Note that although the above example shows an example of implementation in an inverter-type multi-type air conditioner, it can also be applied to an air conditioner with only one indoor unit or a refrigeration system with other configurations of compression capacity control methods. It is possible to implement. Further, in the above embodiment, the amount of input to the compressor 1 is the input current value, and the detection means is configured with a current transformer. It is also possible to configure a variable capacity compressor with a voltage control configuration to detect the input voltage value, etc. In these cases, it is possible to detect the input voltage value, etc. What is necessary is just to adopt the structure which provides a detection means.

(Effects of the Invention) As explained above, in the refrigeration system of the present invention, when there is a flow rate of refrigerant during normal operation, the amount of input required to provide the required compression capacity is By comparing the reference input amount and the actually detected input amount, if the detected input amount continues to be smaller than the reference input amount, a determination means is provided to determine that the gas is out of gas. In particular, even when an excessive gas shortage occurs, this can be automatically detected, and troubles such as compressor coil burnout can be prevented.

Furthermore, since the gas shortage determination is performed on the high-capacity side, which is easier to perform the determination, it is possible to perform the gas shortage determination reliably with fewer false determinations.

[Brief explanation of the drawing]

The figures show an embodiment of the refrigeration system of the present invention, in which Fig. 1 is a functional system diagram, Fig. 2 is a refrigerant circuit diagram,
FIG. 3 is a block diagram of the operation control system, FIG. 4 is a flowchart for determining gas shortage, and FIG. 5 is a graph showing the relationship between inverter frequency and input current value.
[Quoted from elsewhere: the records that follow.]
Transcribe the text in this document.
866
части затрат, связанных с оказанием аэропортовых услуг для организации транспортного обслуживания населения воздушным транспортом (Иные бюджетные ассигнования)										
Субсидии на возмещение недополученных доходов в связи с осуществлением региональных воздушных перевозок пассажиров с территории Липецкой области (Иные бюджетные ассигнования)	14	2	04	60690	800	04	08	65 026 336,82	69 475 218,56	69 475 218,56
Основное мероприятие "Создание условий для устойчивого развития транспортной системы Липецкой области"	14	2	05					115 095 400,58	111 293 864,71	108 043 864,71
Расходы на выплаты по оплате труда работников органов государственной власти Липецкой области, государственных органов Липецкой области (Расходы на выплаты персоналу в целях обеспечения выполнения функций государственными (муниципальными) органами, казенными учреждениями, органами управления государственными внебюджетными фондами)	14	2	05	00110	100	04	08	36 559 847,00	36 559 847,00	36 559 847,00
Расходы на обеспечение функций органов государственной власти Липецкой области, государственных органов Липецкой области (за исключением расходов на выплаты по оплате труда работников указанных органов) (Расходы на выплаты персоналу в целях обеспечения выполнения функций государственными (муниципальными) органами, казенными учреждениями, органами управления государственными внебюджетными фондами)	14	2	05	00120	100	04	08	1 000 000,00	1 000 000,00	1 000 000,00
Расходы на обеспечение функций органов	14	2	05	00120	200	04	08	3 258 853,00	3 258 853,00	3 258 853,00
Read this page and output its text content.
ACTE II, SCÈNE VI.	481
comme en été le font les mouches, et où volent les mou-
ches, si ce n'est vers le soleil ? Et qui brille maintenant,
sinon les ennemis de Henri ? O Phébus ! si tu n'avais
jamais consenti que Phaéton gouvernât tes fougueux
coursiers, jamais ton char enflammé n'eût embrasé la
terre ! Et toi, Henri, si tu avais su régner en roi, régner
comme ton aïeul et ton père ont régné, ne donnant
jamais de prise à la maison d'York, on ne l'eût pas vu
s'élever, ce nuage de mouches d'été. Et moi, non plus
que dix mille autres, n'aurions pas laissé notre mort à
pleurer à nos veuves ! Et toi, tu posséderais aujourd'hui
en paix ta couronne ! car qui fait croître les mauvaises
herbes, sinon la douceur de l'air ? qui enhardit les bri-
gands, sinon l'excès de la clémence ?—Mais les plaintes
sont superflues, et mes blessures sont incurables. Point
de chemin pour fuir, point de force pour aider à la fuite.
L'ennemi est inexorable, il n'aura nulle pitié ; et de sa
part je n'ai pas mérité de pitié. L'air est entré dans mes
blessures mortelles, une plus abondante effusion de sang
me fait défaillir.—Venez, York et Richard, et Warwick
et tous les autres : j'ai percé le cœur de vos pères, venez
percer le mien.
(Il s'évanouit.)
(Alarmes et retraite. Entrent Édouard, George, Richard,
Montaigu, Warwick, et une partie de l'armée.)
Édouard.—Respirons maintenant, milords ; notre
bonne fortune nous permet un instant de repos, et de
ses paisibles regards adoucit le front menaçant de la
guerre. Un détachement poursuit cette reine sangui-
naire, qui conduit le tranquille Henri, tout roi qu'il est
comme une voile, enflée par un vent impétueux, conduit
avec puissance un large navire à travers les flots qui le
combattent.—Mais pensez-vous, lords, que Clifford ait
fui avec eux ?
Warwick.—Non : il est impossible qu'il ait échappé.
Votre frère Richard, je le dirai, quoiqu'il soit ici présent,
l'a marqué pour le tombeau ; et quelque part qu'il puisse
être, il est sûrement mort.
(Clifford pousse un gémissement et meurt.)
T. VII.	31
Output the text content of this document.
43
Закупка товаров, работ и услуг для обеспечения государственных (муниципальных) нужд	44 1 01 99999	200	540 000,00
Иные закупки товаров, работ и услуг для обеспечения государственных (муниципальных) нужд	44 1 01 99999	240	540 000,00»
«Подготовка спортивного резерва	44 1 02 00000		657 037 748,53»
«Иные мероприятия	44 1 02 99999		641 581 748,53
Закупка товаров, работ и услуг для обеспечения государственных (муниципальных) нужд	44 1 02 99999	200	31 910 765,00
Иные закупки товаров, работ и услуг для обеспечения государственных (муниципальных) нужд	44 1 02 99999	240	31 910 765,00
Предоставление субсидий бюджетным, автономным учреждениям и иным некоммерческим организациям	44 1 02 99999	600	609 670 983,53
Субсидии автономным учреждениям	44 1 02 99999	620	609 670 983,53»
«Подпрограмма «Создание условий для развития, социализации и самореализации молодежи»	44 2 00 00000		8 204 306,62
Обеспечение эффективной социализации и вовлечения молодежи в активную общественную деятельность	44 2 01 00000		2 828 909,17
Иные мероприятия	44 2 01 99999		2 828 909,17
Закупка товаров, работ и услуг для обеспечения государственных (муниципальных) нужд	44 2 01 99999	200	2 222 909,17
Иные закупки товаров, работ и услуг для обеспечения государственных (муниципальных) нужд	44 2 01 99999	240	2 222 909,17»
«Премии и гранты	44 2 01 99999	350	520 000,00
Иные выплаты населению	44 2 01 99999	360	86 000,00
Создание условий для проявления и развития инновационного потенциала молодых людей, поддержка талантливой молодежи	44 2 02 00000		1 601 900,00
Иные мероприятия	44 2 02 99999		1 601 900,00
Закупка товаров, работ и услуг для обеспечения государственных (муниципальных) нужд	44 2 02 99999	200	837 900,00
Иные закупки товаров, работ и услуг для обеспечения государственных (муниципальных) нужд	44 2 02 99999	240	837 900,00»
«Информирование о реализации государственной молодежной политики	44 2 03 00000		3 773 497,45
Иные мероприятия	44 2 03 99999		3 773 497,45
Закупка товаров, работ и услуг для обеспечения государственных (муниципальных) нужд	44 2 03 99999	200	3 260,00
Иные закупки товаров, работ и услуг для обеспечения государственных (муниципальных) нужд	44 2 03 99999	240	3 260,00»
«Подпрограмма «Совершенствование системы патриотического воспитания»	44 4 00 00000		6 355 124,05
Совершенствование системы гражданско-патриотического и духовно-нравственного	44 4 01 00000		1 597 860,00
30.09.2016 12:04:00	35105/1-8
DESCRIPTION OF SYMBOLS 1... Compressor, 18... Indoor heat exchanger (utilization side heat exchanger), 48... Current transformer (input amount detection means), 50... Judgment part (judgment means), 51...
...Abnormal signal output section (abnormal signal output means), 52...
...Storage unit (storage means).

Claims (1)

[Claims] 1 A refrigeration system having a compressor 1 whose capacity is controlled by the compression capacity according to the required load on the user side heat exchanger 18 side, and an input amount detection means 48 for detecting the amount of electrical input to the compressor 1. and a storage means 52 that stores in advance a reference input amount for determining gas shortage determined according to the compression capacity, and a stable detectable difference between the detected input amount during normal operation and the reference input amount. determining means 50 for determining the amount of circulating refrigerant to be in a gas-deficient state when a state in which the detected input amount is equal to or less than a reference input amount corresponding to the compression capacity continues for a predetermined time in an operating region exceeding a specific compression capacity; A refrigeration system characterized in that it is provided with an abnormality signal output means 51 which outputs an abnormality signal in response to the output of the determination means 50.